UDA Holdings Berhad
- Formerly: Urban Development Authority of Malaysia
- Company type: Government-linked company (GLC)
- Founded: 12 November 1971; 54 years ago
- Headquarters: Blok Menara, Kompleks Pertama, Jalan Tuanku Abdul Rahman, 50100 Kuala Lumpur, Malaysia
- Key people: Tan Sri Dato' Seri Mohd Annuar Zaini (Chairman) Datuk Sr Mohd Salem Kailany (CEO)
- Parent: Minister of Finance Incorporated
- Website: www.udagroup.com.my www.udaproperty.com.my www.ancasahotels.com.my

= UDA Holdings =

Government arm for urban development in Malaysia

UDA Holdings Berhad (formerly Urban Development Authority of Malaysia) is a Malaysian holding company. It served to launch and oversee urban development projects related to business, industry, and housing. It was also tasked with developing urban infrastructure. After 25 years of dedicated service, UDA was incorporated on June 20, 1995, becoming UDA Holdings Sdn Bhd, and later renamed UDA Holdings Berhad in 1999. It was subsequently listed on the Main Board of the Kuala Lumpur Stock Exchange. In 2007, UDA is delisted from the Main Board of Bursa Malaysia and becomes a wholly owned subsidiary of Khazanah Nasional. The following year, Khazanah transfers all UDA shares to the Ministry of Finance Inc.

==History==
Urban Development Authority of Malaysia (UDA) was established on 12 November 1971 under the Ministry of Public Enterprise.
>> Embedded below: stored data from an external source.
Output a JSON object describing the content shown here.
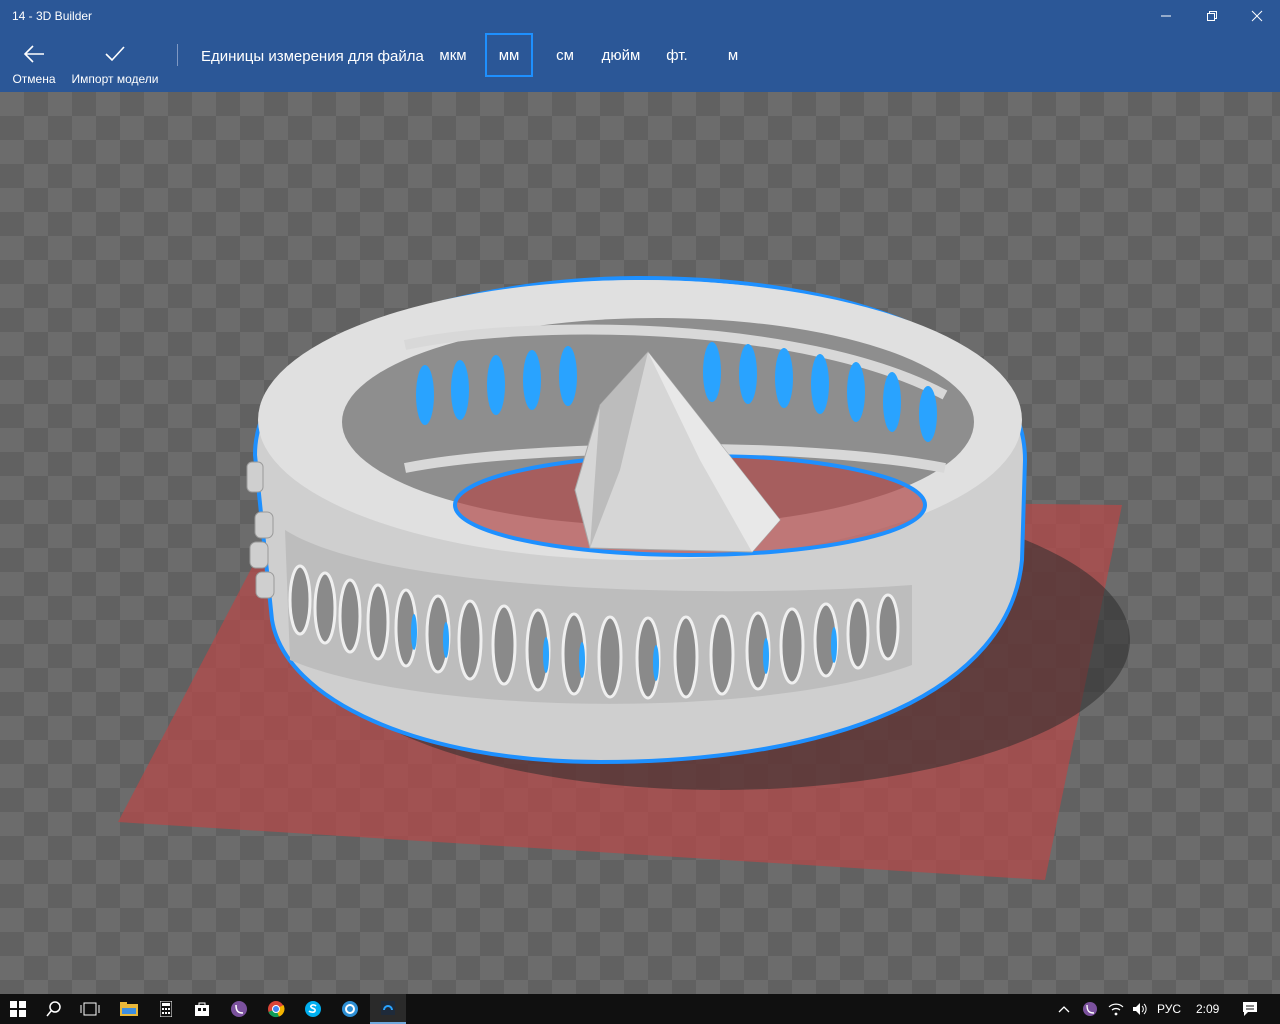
{
  "window": {
    "title": "14 - 3D Builder"
  },
  "toolbar": {
    "cancel_label": "Отмена",
    "import_label": "Импорт модели",
    "units_label": "Единицы измерения для файла",
    "units": [
      "мкм",
      "мм",
      "см",
      "дюйм",
      "фт.",
      "м"
    ],
    "selected_unit": "мм"
  },
  "colors": {
    "accent_bar": "#2b5797",
    "selection_outline": "#1e90ff",
    "build_plate": "#b04a4a",
    "model": "#d9d9d9"
  },
  "viewport": {
    "model_icon": "ring-with-gem-model"
  },
  "taskbar": {
    "language": "РУС",
    "time": "2:09"
  }
}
As a government agency, between 1971 and 1979, UDA had developed 118 commercial projects 30 in the Federal Territory, 15 in Terengganu, 14 in Kelantan and 10 each in Perak and Kedah. These projects also include joint ventures with other government agencies such as MARA, Perkim, FOA and other cooperative societies, and also projects state development corporations particularly in less developed states. These projects have assisted bumiputras in business.

UDA was also responsible for the Kuala Lumpur comprehensive urban renewal programme in the 1970s and 1980s, which include the 16-storey Cahaya Suria, opened in late 1977, Puduraya and Dayabumi.

In 1996, it was incorporated and changed its full name to UDA Holdings Sendirian Berhad (UDA Holdings Private Limited). Later in 1999, it changed its status to a public limited company and changed its name to UDA Holdings Berhad. It was subsequently publicly listed on the Main Board of the Kuala Lumpur Stock Exchange (KLSE) on 18 November 1999, being the most active stock on that day.

==Real estate and property==

===Development===
UDA develops and reappropriates urban structures as it sees fit. Although this is mainly confined to redeveloping "dilapidated buildings", UDA is also responsible for conservation of historic urban buildings. Several new towns have been developed by UDA, including the Bandar UDA Utama in Pulai; Bandar Pauh Jaya in Permatang Pauh; Tanjung Tokong in Penang; Bandar Baru UDA in Johor Bahru; Pusat Bandar Tampoi in Johor Bahru, Skudai Kanan in Johor Bahru; and Bandar Tun Hussein Onn in Cheras, Selangor. The development projects of UDA are implemented by its subsidiaries, PNS Development, UDA-Murni Development, UDAPEC, SBBU, and PERUDA Development.

A joint venture development between UDA, EPF and EcoWorld was announced in 2016 to develop the Bukit Bintang City Centre (BBCC), a fully integrated development located at the former site of Pudu Jail, with the project 40% owned by UDA, 40% owned by Eco World Development Group Berhad and 20% owned by EPF.

===Maintenance===
Properties belonging to or managed by UDA are maintained by its subsidiary companies. These properties include shopping complexes and apartment buildings. UBSB is the subsidiary that handles rental collection, carpark management, building maintenance, security, and other assorted services. City Guards is the subsidiary handling most of the security work, with 212 security personnel and 10 branches guarding 22 premises in the states of Selangor, Terengganu, Perak, Johor and Negri Sembilan, as well as the Federal Territory of Kuala Lumpur. Other subsidiaries dealing with maintenance are Daya Urus and Pertama Buildings Management.

===Tourism and retailing===
UDA has recently expanded into the hospitality industry, operating a hotel and three resorts in Kuala Lumpur, Port Dickson, Kuala Terengganu, and Seberang Prai. These lodgings are run by subsidiaries of UDA as well.

UDA has established a chain of retail outlets through a joint venture subsidiary, UDA Ocean. UDA has also ventured into franchising, and has a fashion line named "Bonia".

==Business performance==
As of February 2006, the most recent full fiscal year for which statistics are available is 2004. In 2004, after-tax profit for UDA was RM17,665,000. Basic earnings per share was 5.61 sen, and shareholders' funds totaled RM1,159,454,000.